Isolate/Unisolate Endpoint - Endpoint not found

Question

Isolate/Unisolate Endpoint - Endpoint not found

lawiet47 opened this issue 2 years ago · comments

During the invocation of the endpoints_api.isolate_endpoints or endpoints.api.unisolate_endpoints the client returns b'{"reply": {"err_code": 500, "err_msg": "An error occurred while processing XDR public API - No endpoint was found for creating the requested action", "err_extra": "can\'t create group action id for ISOLATE"}}' even though provided endpoint_list is selected directly from the Cortex XDR dashboard``

Python 3.9
API Version 1.7.2

n1ls · Answer 1 · Tue Aug 30 2022 18:26:12 GMT+0800 (China Standard Time)

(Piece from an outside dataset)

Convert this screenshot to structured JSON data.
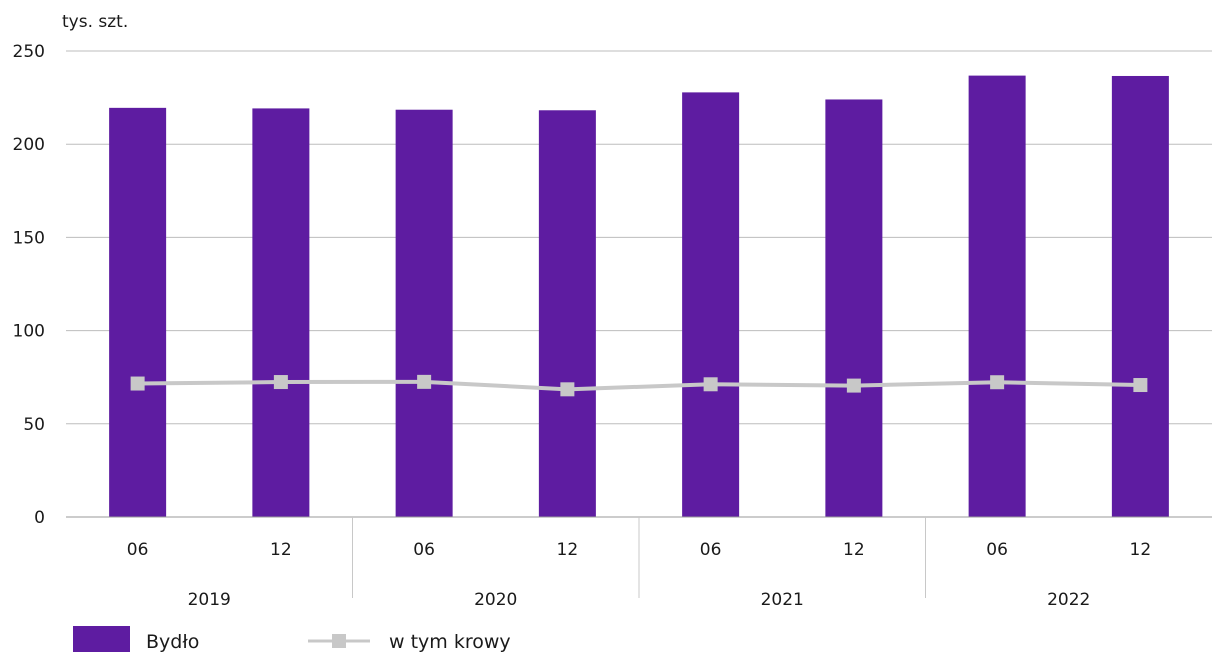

Same thing when submitting the request for just one endpoint with {'request_data': {'endpoint_id': 'EXISTING_ENDPOINT_ID'}}

Eloi Barti · Answer 2 · Wed Aug 31 2022 01:05:13 GMT+0800 (China Standard Time)

Hey @lawiet47 are you sure of this? Makew sure you are isolating with the ID, not the Endpoint Name (as their API docs WRONGLY suggest)

n1ls · Answer 3 · Wed Aug 31 2022 01:06:43 GMT+0800 (China Standard Time)

It's the endpoint_id in the md5 hash format, obtained from the cortex dashboard

Eloi Barti · Answer 4 · Mon Sep 05 2022 01:10:08 GMT+0800 (China Standard Time)

I cannot reproduce the issue

n1ls · Answer 5 · Wed Sep 07 2022 15:10:52 GMT+0800 (China Standard Time)

Can you please share the command that you execute? I'm still getting the same error

n1ls · Answer 6 · Mon Sep 12 2022 16:56:51 GMT+0800 (China Standard Time)

I'm gonna go ahead and close this issue as this is expected for the endpoint to have the opposite state when performing either the isolate or unisolate.